School of Pharmacy, Faculty of Science, University of Waterloo, Waterloo, ON.
Associate Professor, School of Pharmacy, Faculty of Science, University of Waterloo, Waterloo, ON.
Healthc Policy. 2020 Nov;16(2):82-100. doi: 10.12927/hcpol.2020.26351.
No previous study, to the best of our knowledge, has examined both the time trend and impact of not having insurance or prescription medication cost coverage (PMCC) on the usage of type 2 diabetes and hypertension oral medications in Ontario and New Brunswick, Canada.
We used data from the Canadian Community Health Survey (CCHS) from 2007 to 2014 to examine the time trend and impact of PMCC. A multivariable-adjusted logistic regression model was fitted.

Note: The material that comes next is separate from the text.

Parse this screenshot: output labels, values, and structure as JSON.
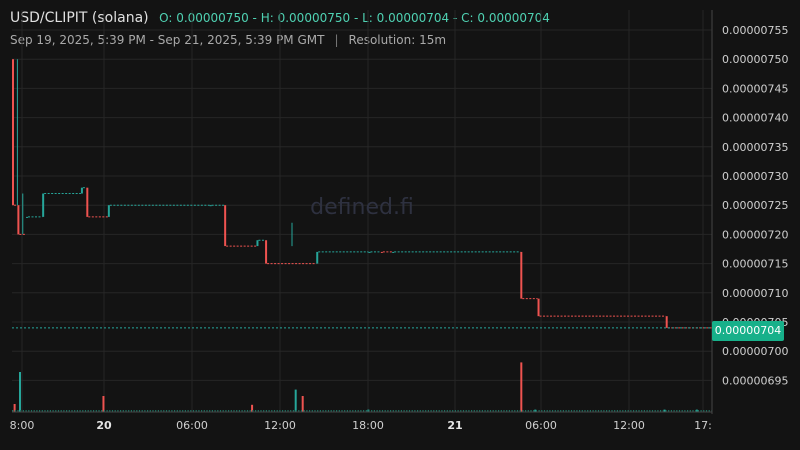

The pseudo-cohort included 23,215 individuals representing a population of approximately 8.7 million people. Overall, 20.0% of respondents reported absence of PMCC. This proportion increased slightly from 19.6% (95% confidence interval [CI] 95% CI [17.5, 22.5]) to 20.7% (95% CI [16.9, 23.1]). Adjusted odds ratios (OR) showed that uninsured individuals were 23% less likely to use their medications (OR = 0.77, 95% CI [0.657, 0.911]).
There was a slight decline in PMCC over time and this decline was associated with reduced use of medications for type 2 diabetes and hypertension.
据我们所知,之前没有研究考察过在加拿大安大略省和新不伦瑞克省,没有保险或处方药费用覆盖(PMCC)对 2 型糖尿病和高血压口服药物使用的时间趋势和影响。
我们使用了 2007 年至 2014 年加拿大社区健康调查(CCHS)的数据来检查 PMCC 的时间趋势和影响。使用多变量调整逻辑回归模型进行拟合。
伪队列包括 23215 名代表约 870 万人的个体。总体而言,20.0%的受访者报告缺乏 PMCC。这一比例从 19.6%(95%置信区间[CI]95% CI [17.5, 22.5])略有增加到 20.7%(95%置信区间[CI] [16.9, 23.1])。调整后的优势比(OR)表明,未参保者使用药物的可能性降低了 23%(OR=0.77,95% CI [0.657, 0.911])。
随着时间的推移,PMCC 略有下降,而这种下降与 2 型糖尿病和高血压药物使用减少有关。